La deputata del Movimento 5 Stelle, Emma Pavanelli, ha rimarcato in una nota che “abbiamo provato a correggere l’ennesima disastrosa norma ideata dal governo Meloni, ma hanno respinto tutti i nostri emendamenti e ordini del giorno. La maggioranza di centrodestra continua a distruggere tutto ciò che tocca”.
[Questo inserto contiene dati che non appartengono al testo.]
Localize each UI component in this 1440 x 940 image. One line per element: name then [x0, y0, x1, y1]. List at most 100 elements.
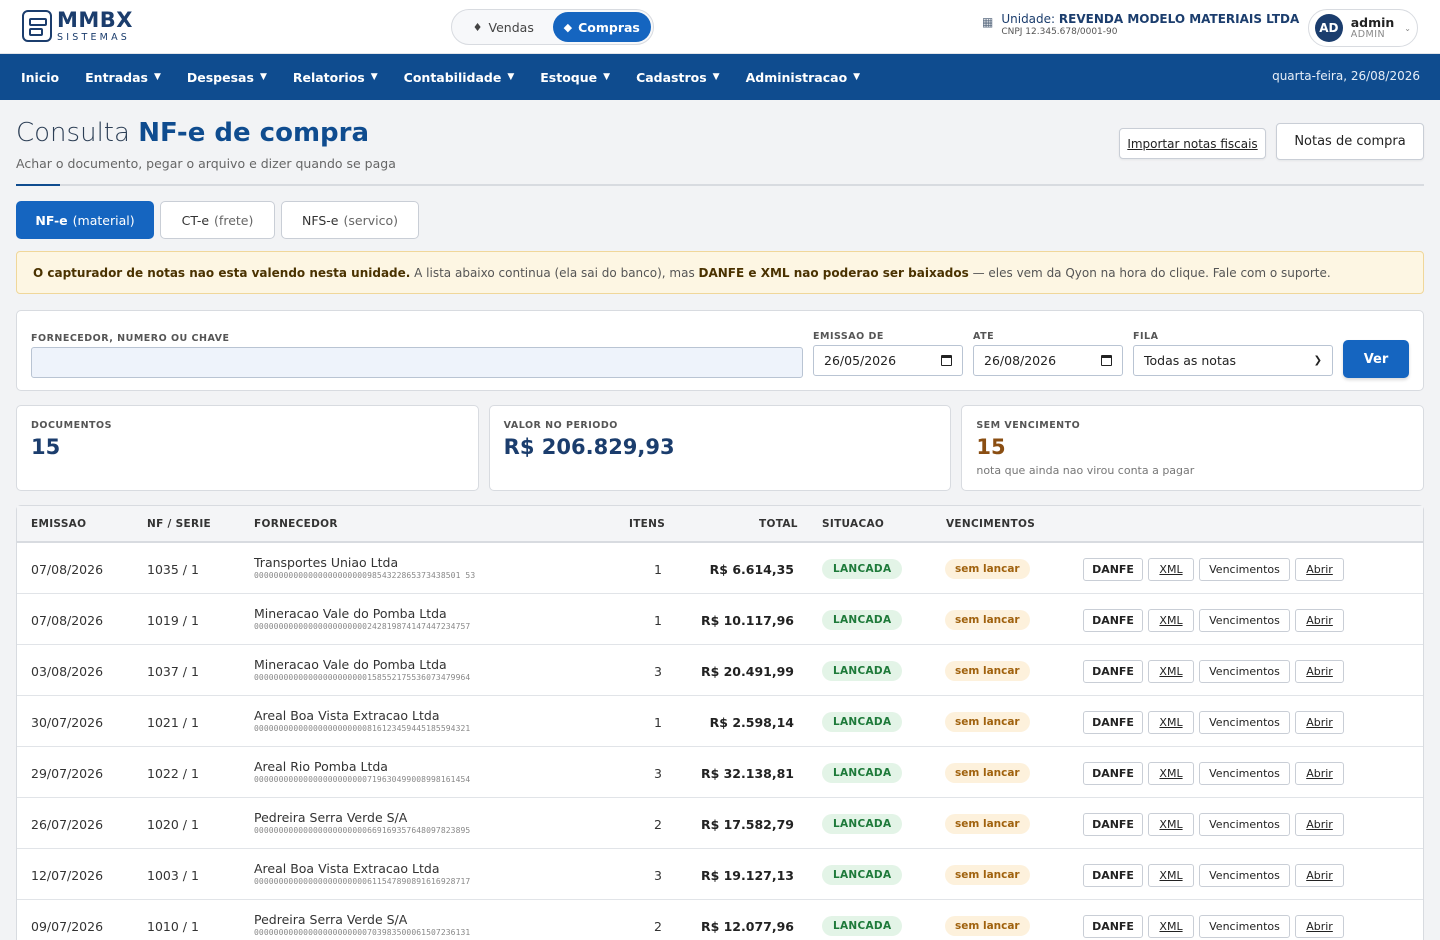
caret-down-icon: ▼: [853, 72, 861, 82]
table-row: 26/07/2026 1020 / 1 Pedreira Serra Verde S…: [17, 798, 1423, 849]
danfe-button[interactable]: DANFE: [1083, 762, 1143, 785]
vencimentos-button[interactable]: Vencimentos: [1199, 813, 1290, 836]
mode-compras-button[interactable]: ◆ Compras: [552, 12, 651, 42]
abrir-button[interactable]: Abrir: [1295, 762, 1344, 785]
caret-down-icon: ▼: [603, 72, 611, 82]
xml-button[interactable]: XML: [1148, 762, 1194, 785]
search-input[interactable]: [31, 347, 803, 378]
row-date: 07/08/2026: [31, 613, 104, 628]
tab-nfse[interactable]: NFS-e (servico): [281, 201, 419, 239]
xml-button[interactable]: XML: [1148, 558, 1194, 581]
vencimentos-button[interactable]: Vencimentos: [1199, 609, 1290, 632]
nav-item-entradas[interactable]: Entradas ▼: [85, 70, 161, 85]
row-actions: DANFE XML Vencimentos Abrir: [1083, 864, 1344, 887]
xml-button[interactable]: XML: [1148, 915, 1194, 938]
abrir-button[interactable]: Abrir: [1295, 864, 1344, 887]
vencimentos-button[interactable]: Vencimentos: [1199, 711, 1290, 734]
purchase-notes-button[interactable]: Notas de compra: [1276, 123, 1424, 160]
submit-filter-button[interactable]: Ver: [1343, 340, 1409, 378]
col-total[interactable]: TOTAL: [759, 518, 798, 530]
calendar-icon[interactable]: [1101, 355, 1112, 366]
vencimentos-button[interactable]: Vencimentos: [1199, 915, 1290, 938]
supplier-name: Areal Boa Vista Extracao Ltda: [254, 708, 440, 723]
table-header: EMISSAO NF / SERIE FORNECEDOR ITENS TOTA…: [17, 506, 1423, 543]
xml-button[interactable]: XML: [1148, 609, 1194, 632]
xml-button[interactable]: XML: [1148, 864, 1194, 887]
col-emissao[interactable]: EMISSAO: [31, 518, 86, 530]
abrir-button[interactable]: Abrir: [1295, 711, 1344, 734]
abrir-button[interactable]: Abrir: [1295, 813, 1344, 836]
xml-button[interactable]: XML: [1148, 660, 1194, 683]
main-nav: Inicio Entradas ▼ Despesas ▼ Relatorios ▼ C…: [0, 54, 1440, 100]
table-row: 07/08/2026 1019 / 1 Mineracao Vale do Pomb…: [17, 594, 1423, 645]
danfe-button[interactable]: DANFE: [1083, 915, 1143, 938]
danfe-button[interactable]: DANFE: [1083, 660, 1143, 683]
row-actions: DANFE XML Vencimentos Abrir: [1083, 915, 1344, 938]
date-from-label: EMISSAO DE: [813, 331, 884, 342]
access-key: 0000000000000000000000015855217553607347…: [254, 673, 471, 682]
row-actions: DANFE XML Vencimentos Abrir: [1083, 813, 1344, 836]
danfe-button[interactable]: DANFE: [1083, 813, 1143, 836]
date-to-input[interactable]: 26/08/2026: [973, 345, 1123, 376]
row-nf: 1035 / 1: [147, 562, 199, 577]
brand-tagline: SISTEMAS: [57, 32, 130, 43]
nav-item-cadastros[interactable]: Cadastros ▼: [636, 70, 720, 85]
vencimentos-button[interactable]: Vencimentos: [1199, 762, 1290, 785]
danfe-button[interactable]: DANFE: [1083, 609, 1143, 632]
col-nf[interactable]: NF / SERIE: [147, 518, 211, 530]
calendar-icon[interactable]: [941, 355, 952, 366]
danfe-button[interactable]: DANFE: [1083, 711, 1143, 734]
supplier-name: Pedreira Serra Verde S/A: [254, 810, 408, 825]
abrir-button[interactable]: Abrir: [1295, 660, 1344, 683]
nav-item-relatorios[interactable]: Relatorios ▼: [293, 70, 378, 85]
tab-nfe[interactable]: NF-e (material): [16, 201, 154, 239]
building-icon: ▦: [982, 15, 994, 29]
mode-vendas-label: Vendas: [488, 19, 534, 35]
vencimentos-button[interactable]: Vencimentos: [1199, 864, 1290, 887]
abrir-button[interactable]: Abrir: [1295, 558, 1344, 581]
import-invoices-button[interactable]: Importar notas fiscais: [1119, 128, 1266, 159]
caret-down-icon: ▼: [259, 72, 267, 82]
danfe-button[interactable]: DANFE: [1083, 558, 1143, 581]
top-bar: MMBX SISTEMAS ♦ Vendas ◆ Compras ▦ Unida…: [0, 0, 1440, 54]
table-row: 12/07/2026 1003 / 1 Areal Boa Vista Extrac…: [17, 849, 1423, 900]
row-date: 03/08/2026: [31, 664, 104, 679]
vencimentos-button[interactable]: Vencimentos: [1199, 558, 1290, 581]
mode-compras-label: Compras: [578, 19, 640, 35]
nav-item-administracao[interactable]: Administracao ▼: [746, 70, 860, 85]
tab-sublabel: (frete): [214, 212, 254, 228]
queue-value: Todas as notas: [1144, 353, 1237, 368]
nav-item-inicio[interactable]: Inicio: [21, 70, 59, 85]
tab-cte[interactable]: CT-e (frete): [160, 201, 275, 239]
xml-button[interactable]: XML: [1148, 813, 1194, 836]
col-situacao[interactable]: SITUACAO: [822, 518, 884, 530]
queue-select[interactable]: Todas as notas ❯: [1133, 345, 1333, 376]
row-total: R$ 12.077,96: [700, 919, 794, 934]
xml-button[interactable]: XML: [1148, 711, 1194, 734]
user-menu[interactable]: AD admin ADMIN ⌄: [1308, 9, 1418, 47]
abrir-button[interactable]: Abrir: [1295, 915, 1344, 938]
unit-cnpj: CNPJ 12.345.678/0001-90: [1001, 26, 1118, 37]
document-type-tabs: NF-e (material) CT-e (frete) NFS-e (serv…: [16, 201, 1424, 239]
nav-item-contabilidade[interactable]: Contabilidade ▼: [404, 70, 515, 85]
mode-vendas-button[interactable]: ♦ Vendas: [454, 12, 553, 42]
date-to-label: ATE: [973, 331, 995, 342]
alert-bold-1: O capturador de notas nao esta valendo n…: [33, 265, 411, 280]
user-name: admin: [1350, 15, 1395, 31]
col-itens[interactable]: ITENS: [629, 518, 665, 530]
abrir-button[interactable]: Abrir: [1295, 609, 1344, 632]
row-supplier: Areal Rio Pomba Ltda 00000000000000000000…: [254, 759, 470, 784]
vencimentos-button[interactable]: Vencimentos: [1199, 660, 1290, 683]
due-badge: sem lancar: [945, 661, 1030, 681]
danfe-button[interactable]: DANFE: [1083, 864, 1143, 887]
nav-label: Inicio: [21, 69, 60, 85]
date-from-input[interactable]: 26/05/2026: [813, 345, 963, 376]
col-vencimentos[interactable]: VENCIMENTOS: [946, 518, 1035, 530]
unit-info: ▦ Unidade: REVENDA MODELO MATERIAIS LTDA…: [982, 12, 1299, 37]
col-fornecedor[interactable]: FORNECEDOR: [254, 518, 338, 530]
card-documents: DOCUMENTOS 15: [16, 405, 479, 491]
nav-item-despesas[interactable]: Despesas ▼: [187, 70, 267, 85]
row-nf: 1021 / 1: [147, 715, 199, 730]
nav-item-estoque[interactable]: Estoque ▼: [540, 70, 610, 85]
brand-logo[interactable]: MMBX SISTEMAS: [22, 10, 133, 43]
E Clusit invita alla massima cautela nella progettazione di sistemi critici

“Incidenti come quello recentemente accaduto relativamente all’inibizione dell’accesso alla Content Delivery Network di Google causato da un ticket caricato su Piracy Shield il 19 ottobre scorso devono far riflettere sulla criticità che le infrastrutture informatiche rappresentano ormai per il Paese, e sull’attenzione che deve essere posta nell’assicurare che venga loro garantita fin dalla progettazione la resilienza necessaria a guasti, errori ed attacchi deliberati”. È la posizione di Clusit, l’Associazione Italiana per la Sicurezza Informatica, che mette in evidenza, i rischi connessi a piattaforme tecnologiche con effetti diretti e immediati sui cittadini, sui servizi delle amministrazioni pubbliche e sulle imprese. “In particolare, quando l’accessibilità ad applicazioni, risorse e contenuti potrebbe dipendere da un punto unico decisionale e operativo, serve la massima cautela sia in fase di progettazione che di operatività al fine di evitare la possibilità che anche solo un errore o un atto doloso possa determinare conseguenze potenzialmente gravissime”.

Corrado Giustozzi, membro del consiglio direttivo, rimarca che “ è importante che piattaforme così critiche siano realizzate sicure e resilienti, anche per scongiurare eventuali azioni non solo colpose, ma anche dolose. A tal fine, è opportuno che informazioni oggettive relative al funzionamento ed alle prestazioni di queste piattaforme, quali ad esempio il tasso di falsi positivi, siano portate a conoscenza della collettività per consentire ai cittadini italiani di poter valutare in modo informato quanto viene fatto nel loro interesse”.

In questo senso, “il Clusit con tutte le proprie competenze è, come sempre, a disposizione delle Autorità, e fra queste prima fra tutte l’Acn, per contribuire ad assicurare che componenti critiche dell’infrastruttura informatica del paese siano realizzate tenendo conto dei rischi di sicurezza durante tutto il loro ciclo di vita”, chiosa il presidente Gabriele Faggioli.